Que les déplorables évènemens sur lesquels nous avons à gémir rendent la presse plus circonspecte, à quelque opinion qu’elle appartienne. Cette prudence est d’autant plus nécessaire, que, dans la guerre qui va se ranimer, il y aura de grandes difficultés à vaincre. Au prix de quelles courses, de quels dangers pourrons-nous joindre l’émir ? Les populations entre le Maroc et l’Algérie n’ont pas encore fait leurs semailles, elles ne les font qu’au mois de novembre. Quel ne serait pas notre embarras, si, renonçant à ensemencer à cette époque, elles préféraient émigrer dans le Maroc ! Contre qui lutter ? à qui nous en prendre ? On voit combien, pour les affaires d’Afrique, l’avenir est tout d’un coup devenu sombre et périlleux. Le fait, inouï jusqu’ici, de deux cents pauvres soldats tombés au pouvoir des Arabes, parle assez haut.

L’émotion produite par les évènemens de l’Algérie n’a pourtant pas empêché qu’on accordât quelque attention à ce qui vient de se passer en Italie. Encore une tentative d’insurrection suivie d’une répression immédiate, et n’amenant que des malheurs pour les hommes imprudens qui avaient pris le parti désespéré d’un appel aux armes.

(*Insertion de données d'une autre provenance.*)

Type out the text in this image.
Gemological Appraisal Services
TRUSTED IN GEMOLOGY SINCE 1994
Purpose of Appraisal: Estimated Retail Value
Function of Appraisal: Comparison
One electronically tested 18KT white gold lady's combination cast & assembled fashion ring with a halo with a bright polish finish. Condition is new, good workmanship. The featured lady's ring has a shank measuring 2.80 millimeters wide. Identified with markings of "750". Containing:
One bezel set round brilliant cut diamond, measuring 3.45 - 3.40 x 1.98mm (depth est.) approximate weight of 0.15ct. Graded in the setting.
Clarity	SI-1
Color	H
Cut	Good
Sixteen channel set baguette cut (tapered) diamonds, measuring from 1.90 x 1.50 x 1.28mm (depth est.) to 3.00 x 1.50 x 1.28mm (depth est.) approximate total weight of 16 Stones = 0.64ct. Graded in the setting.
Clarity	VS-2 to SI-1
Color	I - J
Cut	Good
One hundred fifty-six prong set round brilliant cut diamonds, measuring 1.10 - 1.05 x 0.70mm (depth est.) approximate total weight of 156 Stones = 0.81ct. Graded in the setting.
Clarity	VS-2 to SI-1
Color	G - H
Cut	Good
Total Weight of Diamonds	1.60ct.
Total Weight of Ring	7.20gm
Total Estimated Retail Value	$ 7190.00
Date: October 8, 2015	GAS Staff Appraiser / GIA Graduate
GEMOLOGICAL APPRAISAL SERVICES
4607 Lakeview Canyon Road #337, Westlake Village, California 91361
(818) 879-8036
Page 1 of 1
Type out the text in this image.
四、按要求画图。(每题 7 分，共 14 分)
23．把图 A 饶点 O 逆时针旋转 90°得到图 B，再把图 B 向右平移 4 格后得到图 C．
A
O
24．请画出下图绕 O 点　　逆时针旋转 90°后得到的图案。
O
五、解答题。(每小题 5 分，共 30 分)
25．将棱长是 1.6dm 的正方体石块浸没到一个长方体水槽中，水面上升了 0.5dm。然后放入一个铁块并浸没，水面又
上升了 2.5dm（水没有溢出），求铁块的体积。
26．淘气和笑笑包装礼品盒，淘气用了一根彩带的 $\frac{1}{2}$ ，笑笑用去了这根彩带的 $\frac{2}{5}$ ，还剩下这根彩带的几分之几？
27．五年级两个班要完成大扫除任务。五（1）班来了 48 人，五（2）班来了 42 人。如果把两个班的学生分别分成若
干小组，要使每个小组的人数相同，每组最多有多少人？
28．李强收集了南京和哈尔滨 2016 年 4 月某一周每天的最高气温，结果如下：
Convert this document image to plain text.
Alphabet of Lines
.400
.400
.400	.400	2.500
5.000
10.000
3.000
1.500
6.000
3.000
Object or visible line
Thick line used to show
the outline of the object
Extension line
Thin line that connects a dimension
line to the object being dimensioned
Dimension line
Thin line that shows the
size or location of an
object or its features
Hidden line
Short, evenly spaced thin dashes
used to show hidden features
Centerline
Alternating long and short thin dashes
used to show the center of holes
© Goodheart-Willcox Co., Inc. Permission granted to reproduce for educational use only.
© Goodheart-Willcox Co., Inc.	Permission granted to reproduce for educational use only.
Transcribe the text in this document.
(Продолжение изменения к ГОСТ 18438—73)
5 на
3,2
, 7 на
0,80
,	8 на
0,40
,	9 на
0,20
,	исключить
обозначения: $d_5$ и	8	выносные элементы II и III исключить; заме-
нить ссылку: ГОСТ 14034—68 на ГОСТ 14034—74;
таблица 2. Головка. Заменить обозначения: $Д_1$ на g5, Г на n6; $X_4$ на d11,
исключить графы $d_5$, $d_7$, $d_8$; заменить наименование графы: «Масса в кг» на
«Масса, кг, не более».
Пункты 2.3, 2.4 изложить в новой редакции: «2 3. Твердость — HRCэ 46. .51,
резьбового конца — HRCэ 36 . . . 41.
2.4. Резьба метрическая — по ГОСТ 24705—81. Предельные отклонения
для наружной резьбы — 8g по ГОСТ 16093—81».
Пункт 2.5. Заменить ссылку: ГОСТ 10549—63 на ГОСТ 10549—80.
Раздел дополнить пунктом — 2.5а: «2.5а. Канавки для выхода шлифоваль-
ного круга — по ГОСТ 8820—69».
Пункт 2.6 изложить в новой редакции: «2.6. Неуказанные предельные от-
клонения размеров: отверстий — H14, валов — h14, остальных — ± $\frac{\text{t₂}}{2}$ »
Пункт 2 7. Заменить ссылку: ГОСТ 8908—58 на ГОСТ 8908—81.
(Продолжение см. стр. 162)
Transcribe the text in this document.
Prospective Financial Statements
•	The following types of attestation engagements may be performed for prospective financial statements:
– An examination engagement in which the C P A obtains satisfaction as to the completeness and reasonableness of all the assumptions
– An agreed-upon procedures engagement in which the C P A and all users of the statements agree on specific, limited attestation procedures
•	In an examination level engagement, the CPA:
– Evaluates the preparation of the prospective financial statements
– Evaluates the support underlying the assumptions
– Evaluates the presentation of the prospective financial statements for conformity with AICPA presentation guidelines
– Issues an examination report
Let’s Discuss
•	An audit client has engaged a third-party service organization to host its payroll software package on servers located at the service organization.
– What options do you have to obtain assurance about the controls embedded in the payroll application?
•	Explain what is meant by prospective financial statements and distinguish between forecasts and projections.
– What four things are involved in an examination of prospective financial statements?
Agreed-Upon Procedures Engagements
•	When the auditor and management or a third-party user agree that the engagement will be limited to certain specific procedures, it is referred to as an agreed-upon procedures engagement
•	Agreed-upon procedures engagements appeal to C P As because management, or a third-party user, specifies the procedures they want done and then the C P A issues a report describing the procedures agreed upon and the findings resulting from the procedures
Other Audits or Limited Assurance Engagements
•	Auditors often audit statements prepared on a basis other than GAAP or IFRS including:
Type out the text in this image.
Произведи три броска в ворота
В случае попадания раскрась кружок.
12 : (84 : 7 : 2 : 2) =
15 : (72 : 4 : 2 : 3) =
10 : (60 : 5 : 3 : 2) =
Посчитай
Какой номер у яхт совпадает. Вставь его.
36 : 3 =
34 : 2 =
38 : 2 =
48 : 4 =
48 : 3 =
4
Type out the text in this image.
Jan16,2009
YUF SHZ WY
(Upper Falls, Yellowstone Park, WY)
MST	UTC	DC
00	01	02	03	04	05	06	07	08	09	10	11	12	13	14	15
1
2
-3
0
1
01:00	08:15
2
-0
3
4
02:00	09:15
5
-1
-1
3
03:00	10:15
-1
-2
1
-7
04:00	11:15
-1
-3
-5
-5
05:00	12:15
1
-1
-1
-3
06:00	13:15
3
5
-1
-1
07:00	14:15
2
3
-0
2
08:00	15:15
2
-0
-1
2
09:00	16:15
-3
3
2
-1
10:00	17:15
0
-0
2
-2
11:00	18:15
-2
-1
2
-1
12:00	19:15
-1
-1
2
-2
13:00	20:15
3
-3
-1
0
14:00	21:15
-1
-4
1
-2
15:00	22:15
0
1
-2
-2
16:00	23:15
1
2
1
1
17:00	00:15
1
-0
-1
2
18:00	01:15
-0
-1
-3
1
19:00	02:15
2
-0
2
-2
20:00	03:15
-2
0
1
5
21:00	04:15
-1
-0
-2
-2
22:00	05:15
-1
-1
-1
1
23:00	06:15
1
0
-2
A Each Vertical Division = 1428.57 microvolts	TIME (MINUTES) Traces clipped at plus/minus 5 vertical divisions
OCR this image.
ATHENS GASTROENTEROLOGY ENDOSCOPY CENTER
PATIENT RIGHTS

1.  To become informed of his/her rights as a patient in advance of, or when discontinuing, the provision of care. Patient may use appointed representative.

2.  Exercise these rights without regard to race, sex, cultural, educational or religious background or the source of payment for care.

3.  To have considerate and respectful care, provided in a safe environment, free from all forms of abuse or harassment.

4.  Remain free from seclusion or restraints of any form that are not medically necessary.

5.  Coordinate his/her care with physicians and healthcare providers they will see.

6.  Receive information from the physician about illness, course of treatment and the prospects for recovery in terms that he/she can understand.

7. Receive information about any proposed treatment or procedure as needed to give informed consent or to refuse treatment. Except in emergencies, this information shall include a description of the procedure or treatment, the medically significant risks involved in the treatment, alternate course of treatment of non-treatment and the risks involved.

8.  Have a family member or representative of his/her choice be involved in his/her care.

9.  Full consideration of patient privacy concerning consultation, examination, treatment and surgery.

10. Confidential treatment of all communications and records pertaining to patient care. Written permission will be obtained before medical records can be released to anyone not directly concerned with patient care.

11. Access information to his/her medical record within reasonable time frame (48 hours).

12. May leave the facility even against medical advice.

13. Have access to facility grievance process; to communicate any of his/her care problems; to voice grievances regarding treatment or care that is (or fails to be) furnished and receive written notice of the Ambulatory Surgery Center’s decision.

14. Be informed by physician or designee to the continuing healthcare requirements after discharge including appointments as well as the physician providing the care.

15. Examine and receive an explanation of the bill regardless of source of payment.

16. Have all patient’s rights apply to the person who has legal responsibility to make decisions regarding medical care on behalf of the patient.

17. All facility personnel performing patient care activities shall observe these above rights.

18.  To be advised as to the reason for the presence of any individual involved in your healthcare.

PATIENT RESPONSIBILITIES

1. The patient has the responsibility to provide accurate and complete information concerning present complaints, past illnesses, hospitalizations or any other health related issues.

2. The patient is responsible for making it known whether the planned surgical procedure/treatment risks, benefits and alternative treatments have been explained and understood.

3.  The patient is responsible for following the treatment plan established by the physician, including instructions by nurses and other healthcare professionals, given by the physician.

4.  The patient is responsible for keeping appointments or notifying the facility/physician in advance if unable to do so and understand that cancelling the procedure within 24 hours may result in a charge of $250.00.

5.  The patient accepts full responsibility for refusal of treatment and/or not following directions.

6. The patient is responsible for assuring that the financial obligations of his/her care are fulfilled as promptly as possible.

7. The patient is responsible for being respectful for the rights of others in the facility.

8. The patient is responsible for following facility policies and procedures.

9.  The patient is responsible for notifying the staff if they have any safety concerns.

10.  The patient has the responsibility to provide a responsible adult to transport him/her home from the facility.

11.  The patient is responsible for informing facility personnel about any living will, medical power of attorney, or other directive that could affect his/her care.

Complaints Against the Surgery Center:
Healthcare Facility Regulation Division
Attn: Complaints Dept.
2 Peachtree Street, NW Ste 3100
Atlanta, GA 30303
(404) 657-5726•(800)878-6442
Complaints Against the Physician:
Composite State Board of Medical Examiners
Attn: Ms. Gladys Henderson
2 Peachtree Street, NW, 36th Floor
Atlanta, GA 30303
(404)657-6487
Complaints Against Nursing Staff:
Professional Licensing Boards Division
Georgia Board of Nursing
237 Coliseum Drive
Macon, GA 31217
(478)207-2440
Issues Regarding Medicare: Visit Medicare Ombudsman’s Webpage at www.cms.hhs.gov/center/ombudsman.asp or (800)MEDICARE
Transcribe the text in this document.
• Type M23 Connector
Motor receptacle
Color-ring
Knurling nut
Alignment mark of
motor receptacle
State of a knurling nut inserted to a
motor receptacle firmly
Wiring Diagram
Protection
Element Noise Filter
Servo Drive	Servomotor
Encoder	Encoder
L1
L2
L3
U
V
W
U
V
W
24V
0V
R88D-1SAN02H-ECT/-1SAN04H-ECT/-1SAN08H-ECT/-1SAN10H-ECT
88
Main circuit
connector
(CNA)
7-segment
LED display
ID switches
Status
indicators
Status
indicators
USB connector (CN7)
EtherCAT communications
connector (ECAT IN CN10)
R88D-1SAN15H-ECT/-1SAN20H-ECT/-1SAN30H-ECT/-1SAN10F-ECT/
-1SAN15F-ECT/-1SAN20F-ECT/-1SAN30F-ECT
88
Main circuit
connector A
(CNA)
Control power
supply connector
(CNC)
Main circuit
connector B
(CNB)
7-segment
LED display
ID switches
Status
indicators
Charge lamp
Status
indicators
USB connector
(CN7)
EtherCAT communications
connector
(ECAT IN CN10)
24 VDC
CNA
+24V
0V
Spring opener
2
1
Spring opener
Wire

À cet appel, le peuple n’a pas répondu ; il a paru voir l’insurrection avec sympathie, mais il ne s’est pas levé pour l’appuyer. Rimini, qui était le point central de la révolte, a été évacué par les insurgés à l’approche des troupes pontificales. Dans cette dispersion, une partie des insurgés s’est réfugiée en Toscane, et c’est de la Toscane que plusieurs des chefs du mouvement ont sollicité du gouvernement français la permission de venir à Marseille ; cette autorisation ne leur a pas été refusée.